Today I am in Long Beach with my friend.  On this day before the first day of Spring, the temperature is perfect—the ideal blend of a cool, steady breeze against my skin balanced with the warming sensation of the sun!

We begin our walk on the Long Beach boardwalk.  As I observe the people, the beach, the water, I am excited about making my way to the sand.  It is just as I said while in Jamaica—I’d like to make walks on the beach a part of my daily life.  Today I get to live that intention; it’s more than a walk, it’s connecting with that inner beat that is my spirit, my soul, my inspiration. 

Long Beach is roughly 60 minutes from Manhattan by railway and this is my first trip—a mere 36 years since making New York my home.
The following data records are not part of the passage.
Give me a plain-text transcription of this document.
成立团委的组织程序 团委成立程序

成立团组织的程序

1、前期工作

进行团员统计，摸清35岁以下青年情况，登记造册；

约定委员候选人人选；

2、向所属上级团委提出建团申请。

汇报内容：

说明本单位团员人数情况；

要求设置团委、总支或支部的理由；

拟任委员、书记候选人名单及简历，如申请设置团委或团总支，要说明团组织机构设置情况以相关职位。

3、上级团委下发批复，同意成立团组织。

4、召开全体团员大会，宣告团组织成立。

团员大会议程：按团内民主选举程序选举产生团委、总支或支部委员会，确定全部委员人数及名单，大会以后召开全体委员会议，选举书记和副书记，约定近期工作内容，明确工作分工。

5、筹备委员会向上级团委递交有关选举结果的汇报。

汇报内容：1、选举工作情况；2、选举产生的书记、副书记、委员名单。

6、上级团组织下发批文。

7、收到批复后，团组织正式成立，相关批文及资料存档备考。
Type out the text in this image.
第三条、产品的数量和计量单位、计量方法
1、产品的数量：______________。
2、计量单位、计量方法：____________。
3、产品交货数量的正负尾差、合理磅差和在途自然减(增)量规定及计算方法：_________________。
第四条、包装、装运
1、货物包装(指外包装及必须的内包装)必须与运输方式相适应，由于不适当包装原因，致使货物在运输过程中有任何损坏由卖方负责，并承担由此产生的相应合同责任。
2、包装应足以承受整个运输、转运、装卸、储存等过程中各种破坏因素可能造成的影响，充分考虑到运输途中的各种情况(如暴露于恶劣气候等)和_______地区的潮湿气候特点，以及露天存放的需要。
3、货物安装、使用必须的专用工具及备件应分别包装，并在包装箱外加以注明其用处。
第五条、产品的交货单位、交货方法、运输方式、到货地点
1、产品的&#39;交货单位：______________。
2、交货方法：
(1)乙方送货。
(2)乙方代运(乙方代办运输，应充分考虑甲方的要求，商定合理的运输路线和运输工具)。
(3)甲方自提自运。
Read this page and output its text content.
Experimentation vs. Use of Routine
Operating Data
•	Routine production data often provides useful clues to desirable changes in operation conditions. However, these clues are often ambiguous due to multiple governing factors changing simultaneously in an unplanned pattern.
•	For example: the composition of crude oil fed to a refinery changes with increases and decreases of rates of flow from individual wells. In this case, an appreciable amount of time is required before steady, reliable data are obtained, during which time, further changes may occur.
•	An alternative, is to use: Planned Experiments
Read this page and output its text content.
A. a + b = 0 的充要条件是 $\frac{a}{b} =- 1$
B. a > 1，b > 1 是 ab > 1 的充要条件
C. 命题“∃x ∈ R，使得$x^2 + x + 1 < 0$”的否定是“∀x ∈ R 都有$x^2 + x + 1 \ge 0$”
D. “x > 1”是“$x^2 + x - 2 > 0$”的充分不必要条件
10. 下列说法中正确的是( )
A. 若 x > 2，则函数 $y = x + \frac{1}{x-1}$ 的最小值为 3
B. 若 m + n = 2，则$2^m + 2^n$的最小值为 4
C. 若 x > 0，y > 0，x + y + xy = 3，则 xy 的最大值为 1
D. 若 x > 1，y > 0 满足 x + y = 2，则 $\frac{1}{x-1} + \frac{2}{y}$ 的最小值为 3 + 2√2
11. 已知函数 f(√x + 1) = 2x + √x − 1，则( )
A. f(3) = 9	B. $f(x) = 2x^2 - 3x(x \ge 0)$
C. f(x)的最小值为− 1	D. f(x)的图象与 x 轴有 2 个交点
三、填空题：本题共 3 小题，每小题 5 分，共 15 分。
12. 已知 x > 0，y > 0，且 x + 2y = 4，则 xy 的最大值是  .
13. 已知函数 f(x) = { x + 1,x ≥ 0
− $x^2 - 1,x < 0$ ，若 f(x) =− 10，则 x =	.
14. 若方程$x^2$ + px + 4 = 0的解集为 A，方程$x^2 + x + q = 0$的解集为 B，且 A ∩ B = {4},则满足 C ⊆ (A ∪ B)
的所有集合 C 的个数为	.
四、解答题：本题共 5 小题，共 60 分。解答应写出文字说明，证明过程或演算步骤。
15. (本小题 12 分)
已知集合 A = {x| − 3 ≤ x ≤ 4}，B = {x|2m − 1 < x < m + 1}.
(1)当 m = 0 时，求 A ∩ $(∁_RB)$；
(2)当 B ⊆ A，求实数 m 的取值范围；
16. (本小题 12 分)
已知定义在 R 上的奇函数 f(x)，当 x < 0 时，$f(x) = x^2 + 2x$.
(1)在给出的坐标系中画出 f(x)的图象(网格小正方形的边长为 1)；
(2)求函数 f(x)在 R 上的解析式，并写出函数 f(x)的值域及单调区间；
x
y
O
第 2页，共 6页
Along our walk are the remnants of last week’s Nor’easter including a wooden, trellis-like contraption (now visible due to the storm-induced beach erosion) that seems to stretch from the boardwalk to the rock formation at the edge of the beach. 

A flock of birds gathers at our feet; some glide on to the beach to perfect landings; still others soar like Jonathan Livingston Seagull.  From time to time as the water rinses the beach, we adjust our walking path just a little bit.  We neither resist nor complain when our sneakers get a little wet, we go with the flow of the ocean—an attitude I’ve learned is just as applicable to life.

While we commune with the birds, we appreciate the rocks that sparkle after the incoming waves drench them.  We speak very little, allowing each other to experience the rhythm of the ocean.  I am so drawn to the water—whether it’s the ocean or the sea.  I can feel it in me whether I am in it, walking alongside it or thinking about it.  This connection reminds me of what President Kennedy spoke of in a speech he delivered at the America Cup races in Newport, Rhode Island in September 1962:

I really don’t know why it is that all of us are so committed to the sea, except I think it’s because in addition to the fact that the sea changes, and the light changes, and ships change, it’s because we all came from the sea. And it is an interesting biological fact that all of us have, in our veins the exact same percentage of salt in our blood that exists in the ocean, and, therefore, we have salt in our blood, in our sweat, in our tears. We are tied to the ocean. And when we go back to the sea — whether it is to sail or to watch it — we are going back from whence we came.